Eigentlich wollte ich den Budgie-Desktop, seit Version 17.04 eine offizielle Ubuntu-Version, nur mal testen. Nachdem der Eindruck so nachhaltig war, dass sich Budgie sogar als bessere Gnome Shell anbot, werkelt der Sittich-Desktop nun seit ein paar Tagen ganz regulär bei mir auf dem Arbeitsrechner. Das Erscheinungsbild habe ich dann aber doch noch verändert, wie man an dem Screenshot unschwer erkennen kann. Natürlich hat jeder seine eigene Vorstellung vom „idealen Desktop“. Allerdings geht es bei der Konzeption von Benutzeroberflächen (UX Design) um mehr als nur um Geschmacksfragen.

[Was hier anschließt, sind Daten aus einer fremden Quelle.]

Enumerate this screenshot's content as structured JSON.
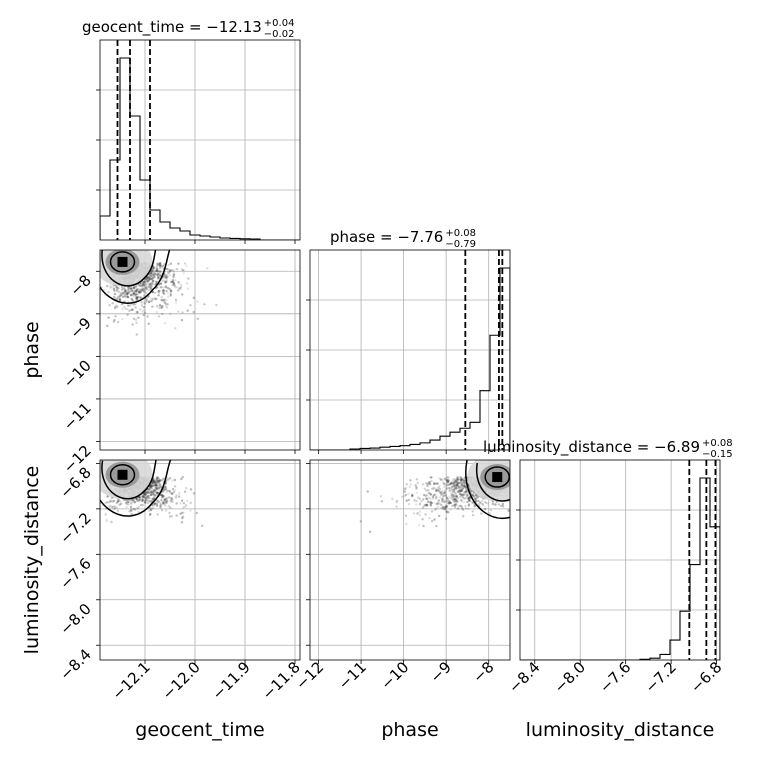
{
  "chart_data": {
    "type": "corner",
    "parameters": [
      "geocent_time",
      "phase",
      "luminosity_distance"
    ],
    "axis_labels": [
      "geocent_time",
      "phase",
      "luminosity_distance"
    ],
    "ranges": {
      "geocent_time": [
        -12.19,
        -11.79
      ],
      "phase": [
        -12.2,
        -7.5
      ],
      "luminosity_distance": [
        -8.53,
        -6.77
      ]
    },
    "ticks": {
      "geocent_time": [
        -12.1,
        -12.0,
        -11.9,
        -11.8
      ],
      "phase": [
        -12,
        -11,
        -10,
        -9,
        -8
      ],
      "luminosity_distance": [
        -8.4,
        -8.0,
        -7.6,
        -7.2,
        -6.8
      ]
    },
    "tick_labels": {
      "geocent_time": [
        "−12.1",
        "−12.0",
        "−11.9",
        "−11.8"
      ],
      "phase": [
        "−12",
        "−11",
        "−10",
        "−9",
        "−8"
      ],
      "luminosity_distance": [
        "−8.4",
        "−8.0",
        "−7.6",
        "−7.2",
        "−6.8"
      ]
    },
    "titles": [
      {
        "name": "geocent_time",
        "text": "geocent_time = −12.13",
        "plus": "+0.04",
        "minus": "−0.02"
      },
      {
        "name": "phase",
        "text": "phase = −7.76",
        "plus": "+0.08",
        "minus": "−0.79"
      },
      {
        "name": "luminosity_distance",
        "text": "luminosity_distance = −6.89",
        "plus": "+0.08",
        "minus": "−0.15"
      }
    ],
    "quantiles": {
      "geocent_time": [
        -12.155,
        -12.13,
        -12.09
      ],
      "phase": [
        -8.55,
        -7.76,
        -7.68
      ],
      "luminosity_distance": [
        -7.04,
        -6.89,
        -6.81
      ]
    },
    "histograms": {
      "geocent_time": {
        "edges": [
          -12.19,
          -12.17,
          -12.15,
          -12.13,
          -12.11,
          -12.09,
          -12.07,
          -12.05,
          -12.03,
          -12.01,
          -11.99,
          -11.97,
          -11.95,
          -11.93,
          -11.91,
          -11.89,
          -11.87,
          -11.85,
          -11.83,
          -11.81,
          -11.79
        ],
        "counts": [
          0.12,
          0.4,
          0.91,
          0.62,
          0.3,
          0.15,
          0.09,
          0.06,
          0.045,
          0.025,
          0.02,
          0.015,
          0.01,
          0.008,
          0.006,
          0.005,
          0.0,
          0.0,
          0.0,
          0.0
        ]
      },
      "phase": {
        "edges": [
          -12.2,
          -11.965,
          -11.73,
          -11.495,
          -11.26,
          -11.025,
          -10.79,
          -10.555,
          -10.32,
          -10.085,
          -9.85,
          -9.615,
          -9.38,
          -9.145,
          -8.91,
          -8.675,
          -8.44,
          -8.205,
          -7.97,
          -7.735,
          -7.5
        ],
        "counts": [
          0.0,
          0.0,
          0.0,
          0.0,
          0.005,
          0.008,
          0.01,
          0.014,
          0.018,
          0.022,
          0.028,
          0.036,
          0.05,
          0.07,
          0.09,
          0.11,
          0.14,
          0.3,
          0.58,
          0.92
        ]
      },
      "luminosity_distance": {
        "edges": [
          -8.53,
          -8.442,
          -8.354,
          -8.266,
          -8.178,
          -8.09,
          -8.002,
          -7.914,
          -7.826,
          -7.738,
          -7.65,
          -7.562,
          -7.474,
          -7.386,
          -7.298,
          -7.21,
          -7.122,
          -7.034,
          -6.946,
          -6.858,
          -6.77
        ],
        "counts": [
          0.0,
          0.0,
          0.0,
          0.0,
          0.0,
          0.0,
          0.0,
          0.0,
          0.0,
          0.0,
          0.0,
          0.0,
          0.003,
          0.008,
          0.025,
          0.09,
          0.22,
          0.43,
          0.82,
          0.6
        ]
      }
    },
    "peaks_2d": {
      "phase_vs_geocent_time": {
        "x": -12.145,
        "y": -7.78
      },
      "luminosity_distance_vs_geocent_time": {
        "x": -12.145,
        "y": -6.9
      },
      "luminosity_distance_vs_phase": {
        "x": -7.8,
        "y": -6.92
      }
    }
  }
}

Wer seinen Rechner als Arbeitsmittel begreift – könnte der nicht einen Desktop, der aufgeräumt ist und der Arbeit nicht im Weg steht, gut gebrauchen? Ein klares, übersichtliches Layout mit viel Platz (auf Englisch nicht umsonst screen real estate genannt) für Anwendungen – das ist jedenfalls mein idealer Desktop für einen großen Monitor.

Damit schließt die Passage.